The soul singers were not performing soul. They were being soul, briefly, in public, with a microphone. And the listeners weren’t admiring soul. They were recognizing it — recognizing in the singer something that was already, quietly, in themselves. The room rose because the room knew. The chills on the arm at the bridge of Try a Little Tenderness are not a reaction to the music. They are the soul in the listener saying yes, that — that is what I am, too.![]()
What the Kid Didn’t Know He Was Hearing
So here I sit, seventy-five years on, finally able to answer the question the seventeen-year-old couldn’t.
What is soul, DW?
Soul is what was always there. Soul is the field beneath the field. Soul is the One Word of which I am a single, spoken syllable, and of which you are another, and of which Otis was another, and Aretha another, and the Galilean carpenter another, and the Sufi poet another, and the silent monk in his cell another.
Soul is not what I have.
Soul is what I am when I stop pretending to be something smaller.
The kid in the den, listening to Sittin’ on the Dock of the Bay and feeling something he could not name — he was not feeling the music. He was feeling himself, briefly recognized by a song. Otis was the doorway. The recognition was the room.
It just took six decades for the kid to walk all the way in.
The Closing
The glass was always clear. I just kept smudging it with I.
Be still — and know.
The knowing was never the achievement.
The stillness was never the price of admission.
Both were already happening. Both were already the case. Soul was always the word — the word I was, the word you are, the word being spoken through every life that has ever quieted enough to let it through.

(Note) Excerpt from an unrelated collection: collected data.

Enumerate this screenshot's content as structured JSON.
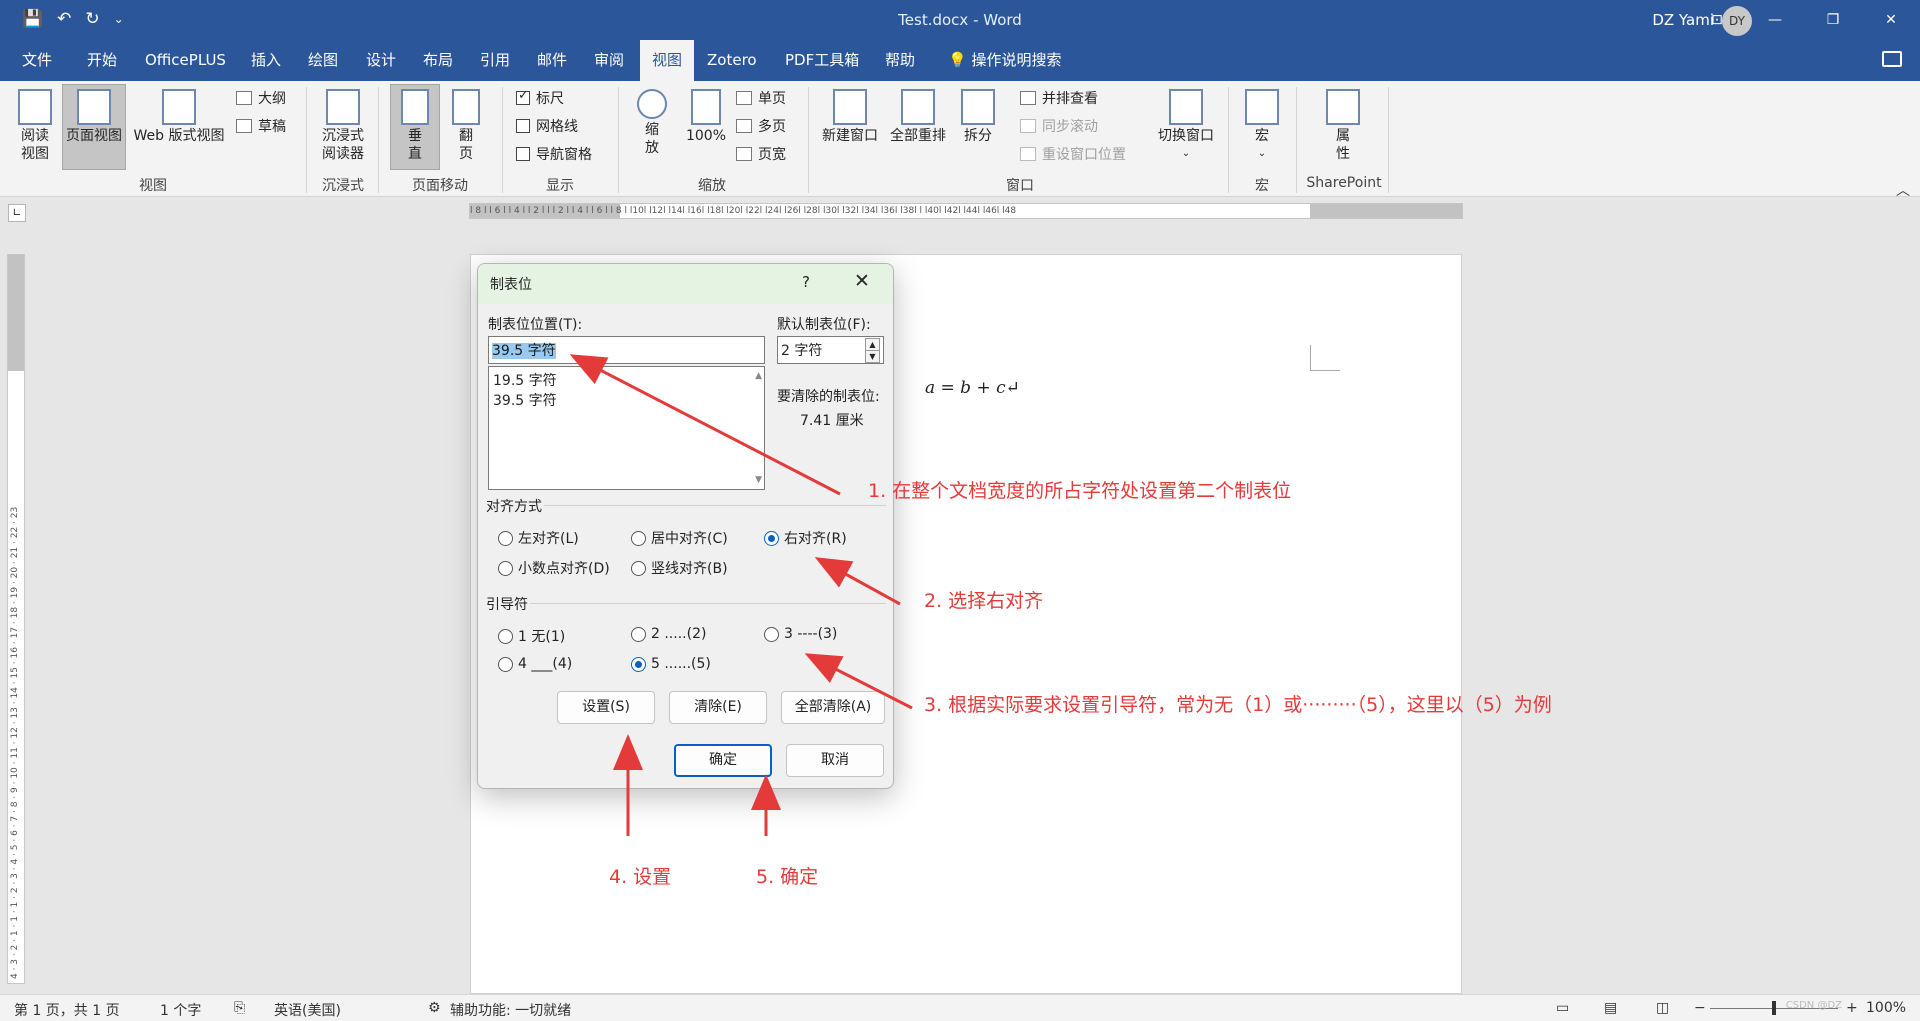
{
  "qat": {
    "save_icon": "💾",
    "undo_icon": "↶",
    "redo_icon": "↻",
    "more_icon": "⌄"
  },
  "titlebar": {
    "title": "Test.docx  -  Word",
    "user": "DZ Yami",
    "avatar": "DY",
    "controls": [
      "⊡",
      "—",
      "❐",
      "✕"
    ]
  },
  "tabs": [
    "文件",
    "开始",
    "OfficePLUS",
    "插入",
    "绘图",
    "设计",
    "布局",
    "引用",
    "邮件",
    "审阅",
    "视图",
    "Zotero",
    "PDF工具箱",
    "帮助"
  ],
  "active_tab": "视图",
  "tell_me": "操作说明搜索",
  "ribbon": {
    "view_group": {
      "label": "视图",
      "read": "阅读\n视图",
      "print": "页面视图",
      "web": "Web 版式视图",
      "outline": "大纲",
      "draft": "草稿"
    },
    "immersive_group": {
      "label": "沉浸式",
      "reader": "沉浸式\n阅读器"
    },
    "page_move_group": {
      "label": "页面移动",
      "vertical": "垂\n直",
      "side": "翻\n页"
    },
    "show_group": {
      "label": "显示",
      "ruler": "标尺",
      "gridlines": "网格线",
      "nav": "导航窗格",
      "ruler_checked": true,
      "gridlines_checked": false,
      "nav_checked": false
    },
    "zoom_group": {
      "label": "缩放",
      "zoom": "缩\n放",
      "hundred": "100%",
      "one_page": "单页",
      "multi_page": "多页",
      "page_width": "页宽"
    },
    "window_group": {
      "label": "窗口",
      "new_window": "新建窗口",
      "arrange_all": "全部重排",
      "split": "拆分",
      "side_by_side": "并排查看",
      "sync_scroll": "同步滚动",
      "reset_pos": "重设窗口位置",
      "switch": "切换窗口"
    },
    "macro_group": {
      "label": "宏",
      "macro": "宏"
    },
    "sp_group": {
      "label": "SharePoint",
      "props": "属\n性"
    }
  },
  "ruler": {
    "h_text": "l 8 l  l 6 l  l 4 l  l 2 l  l     l 2 l  l 4 l  l 6 l  l 8 l  l10l  l12l  l14l  l16l  l18l  l20l  l22l  l24l  l26l  l28l  l30l  l32l  l34l  l36l  l38l  l  l40l  l42l  l44l  l46l  l48",
    "v_text": "4 · 3 · 2 · 1 · 1 · 1 · 2 · 3 · 4 · 5 · 6 · 7 · 8 · 9 · 10 · 11 · 12 · 13 · 14 · 15 · 16 · 17 · 18 · 19 · 20 · 21 · 22 · 23"
  },
  "document": {
    "formula": "a = b + c↵"
  },
  "dialog": {
    "title": "制表位",
    "help": "?",
    "close": "✕",
    "pos_label": "制表位位置(T):",
    "pos_value": "39.5 字符",
    "list": [
      "19.5 字符",
      "39.5 字符"
    ],
    "default_label": "默认制表位(F):",
    "default_value": "2 字符",
    "clear_label": "要清除的制表位:",
    "clear_value": "7.41 厘米",
    "align_label": "对齐方式",
    "align": [
      "左对齐(L)",
      "居中对齐(C)",
      "右对齐(R)",
      "小数点对齐(D)",
      "竖线对齐(B)"
    ],
    "align_selected": "右对齐(R)",
    "leader_label": "引导符",
    "leader": [
      "1 无(1)",
      "2 .....(2)",
      "3 ----(3)",
      "4 ___(4)",
      "5 ......(5)"
    ],
    "leader_selected": "5 ......(5)",
    "btn_set": "设置(S)",
    "btn_clear": "清除(E)",
    "btn_clear_all": "全部清除(A)",
    "btn_ok": "确定",
    "btn_cancel": "取消"
  },
  "annotations": {
    "n1": "1. 在整个文档宽度的所占字符处设置第二个制表位",
    "n2": "2. 选择右对齐",
    "n3": "3. 根据实际要求设置引导符，常为无（1）或·········（5），这里以（5）为例",
    "n4": "4. 设置",
    "n5": "5. 确定",
    "color": "#e43a3a"
  },
  "status": {
    "page": "第 1 页，共 1 页",
    "words": "1 个字",
    "lang": "英语(美国)",
    "access": "辅助功能: 一切就绪",
    "zoom": "100%",
    "watermark": "CSDN @DZ"
  }
}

And so, sittin’ on the dock of today, I lean back. I let the wave roll in. I let the freight inside the sound deliver what it always delivered, even when I had no name for it.
I AM.
You ARE.
We are words spoken in His One Word
The field is warm. The music is playing. It always was.
Hee Hee.![]()
With gratitude to Otis Redding, Aretha Franklin, the Psalmist, Thomas Merton, Richard Rohr, and the kid at seventeen who felt it before he could name it.